Quasi Cauchy Optimizer

This article contains some notes about the quasi Cauchy optimizer implementation. The discussed method is a member of the quasi Newton family. It minimizes a function \(f(x)\) which maps an n-vector \(x\) to a scalar, where \(f(x)\) could be a loss function used in machine learning algorithms. The Hessian is approximated by a diagonal matrix satisfying the weak secant equation. Because a diagonal matrix has the same memory footprint as a vector, the method is well suited for high-dimensional problems (e.g. neural networks).

Weak Secant Equation

The weak secant equation is \(s^{T} \cdot y= s^{T} \cdot B_{+} \cdot s\) with the update step \(s=x_{+}-x\), the gradient difference \(y=\nabla f(x_{+})-\nabla f(x)\) and \(s^{T} \cdot y \gt 0\). The \(n \times n\) matrix \(B_{+}\) is an approximation of the Hessian of \(f(x)\) which satisfies the weak secant equation. Like in Newton's method, the update step is \(s=-B^{-1} \cdot \nabla f(x)\) where the steepest-descent direction \(-\nabla f(x)\) is scaled and rotated by \(B^{-1}\). For more details see the paper of Zhu et al.

Scaled Identity Update

We can use a scaled identity matrix \(D=d \cdot I\) for the Hessian approximation \(B_{+}\). Inserting into the weak secant equation, this gives \(s^{T} \cdot y= s^{T} \cdot d \cdot I \cdot s\). Solving for the scalar \(d\) we get \(d=\frac{s^{T} \cdot y}{s^{T} \cdot s}\). This Hessian approximation uniformly scales all steepest-descent dimensions by \(\frac{1}{d}\) in the update step.

Diagonal Update

Instead of the scaled identity matrix, we can also use a diagonal matrix \(D\) for the Hessian approximation. There is not a unique solution for a diagonal matrix, so we narrow down the solution \(D_{+}\) to be the one most similar to the previous matrix \(D\). The similarity is measured as: \[\| D_{+}-D \| = \| U \| = \sqrt{\sum_{i}{u_{ii}^2}} \] By taking the smallest possible update \(U\), this keeps as much information as possible from previous iterations. This gives the optimization problem \(min \| U \| \) with the weak secant equation \(s^T \cdot (D+U) \cdot s = s^T \cdot y\) as constraint. The Lagrange function is: \[L(U, \lambda) = \frac{1}{2} \cdot \| U \|^2 + \lambda \cdot (s^T \cdot (D+U) \cdot s - s^T \cdot y) \] Computing the partial derivatives with respect to the diagonal elements \(u_{ii}\) and \(\lambda\) and setting them to zero gives the update: \[u_{ii} = \frac{s^T \cdot y - s^T \cdot D \cdot s}{\sum_{j}{s_j^4}} \cdot s_i^2\] This Hessian approximation scales each steepest-descent dimension individually by \(\frac{1}{u_{ii}}\) in the update step.

Experiments

The results can be reproduced with the quasi Cauchy optimizer implementation. The implementation uses line-search. Further, it clips the Hessian approximation to positive values as a crude way to ensure moving along a descent direction. Here only a small subset of the results is shown. Comparing the diagonal update and the scaled identity update on multiple test-functions shows the following:

Fig. 1: Path towards the minimum of the Beale test-function. Left: diagonal update. Right: scaled identity update.
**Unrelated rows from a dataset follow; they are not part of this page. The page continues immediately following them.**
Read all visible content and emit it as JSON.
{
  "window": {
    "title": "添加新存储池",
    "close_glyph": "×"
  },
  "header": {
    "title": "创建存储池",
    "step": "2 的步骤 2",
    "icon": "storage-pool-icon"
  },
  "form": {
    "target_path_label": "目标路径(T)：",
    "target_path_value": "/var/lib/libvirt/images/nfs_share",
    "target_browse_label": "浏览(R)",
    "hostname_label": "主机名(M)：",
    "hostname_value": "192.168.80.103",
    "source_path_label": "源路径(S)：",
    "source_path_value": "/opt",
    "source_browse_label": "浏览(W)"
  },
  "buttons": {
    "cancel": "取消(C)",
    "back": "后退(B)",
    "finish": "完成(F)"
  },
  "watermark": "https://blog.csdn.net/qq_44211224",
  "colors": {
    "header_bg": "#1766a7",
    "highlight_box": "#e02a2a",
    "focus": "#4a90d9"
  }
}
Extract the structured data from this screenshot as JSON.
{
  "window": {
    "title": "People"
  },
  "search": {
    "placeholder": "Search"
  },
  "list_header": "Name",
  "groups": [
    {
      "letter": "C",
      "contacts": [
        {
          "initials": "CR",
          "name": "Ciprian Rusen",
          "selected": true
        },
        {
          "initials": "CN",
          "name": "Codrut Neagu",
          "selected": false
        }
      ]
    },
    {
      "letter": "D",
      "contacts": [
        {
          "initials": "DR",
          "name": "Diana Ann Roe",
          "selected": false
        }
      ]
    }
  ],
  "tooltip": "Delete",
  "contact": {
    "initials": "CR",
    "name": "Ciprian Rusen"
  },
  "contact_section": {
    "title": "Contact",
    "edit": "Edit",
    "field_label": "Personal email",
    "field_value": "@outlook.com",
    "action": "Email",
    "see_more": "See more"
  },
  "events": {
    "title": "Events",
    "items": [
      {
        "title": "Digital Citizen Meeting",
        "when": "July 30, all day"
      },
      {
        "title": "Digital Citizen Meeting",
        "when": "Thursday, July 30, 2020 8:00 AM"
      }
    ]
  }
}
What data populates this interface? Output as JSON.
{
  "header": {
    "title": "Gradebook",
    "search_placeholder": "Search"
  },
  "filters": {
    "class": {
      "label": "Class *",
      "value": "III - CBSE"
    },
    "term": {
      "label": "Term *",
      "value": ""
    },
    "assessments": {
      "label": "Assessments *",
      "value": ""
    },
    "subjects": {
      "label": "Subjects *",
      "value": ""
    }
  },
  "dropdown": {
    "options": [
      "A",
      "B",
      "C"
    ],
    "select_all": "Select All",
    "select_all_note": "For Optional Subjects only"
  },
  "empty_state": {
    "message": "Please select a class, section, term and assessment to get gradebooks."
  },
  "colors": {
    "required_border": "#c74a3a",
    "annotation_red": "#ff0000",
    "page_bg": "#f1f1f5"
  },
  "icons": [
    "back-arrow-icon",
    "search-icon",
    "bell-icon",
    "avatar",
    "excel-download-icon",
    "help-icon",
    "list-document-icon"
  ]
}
Update Error Iteration Count
Diagonal 0.000 172
Scaled Identity 0.000 33
Table 1: Beale test function.

Update Error Iteration Count
Diagonal 0.383 185
Scaled Identity 0.649 501 (max. reached)
Table 2: 50-dimensional polynomial.

Conclusion

The diagonal update derived from the weak secant equation scales each steepest descent dimension separately. This update performs better for high-dimensional functions with scale varying across dimensions. Otherwise, uniform scaling performs better.

Harald Scheidl, 2020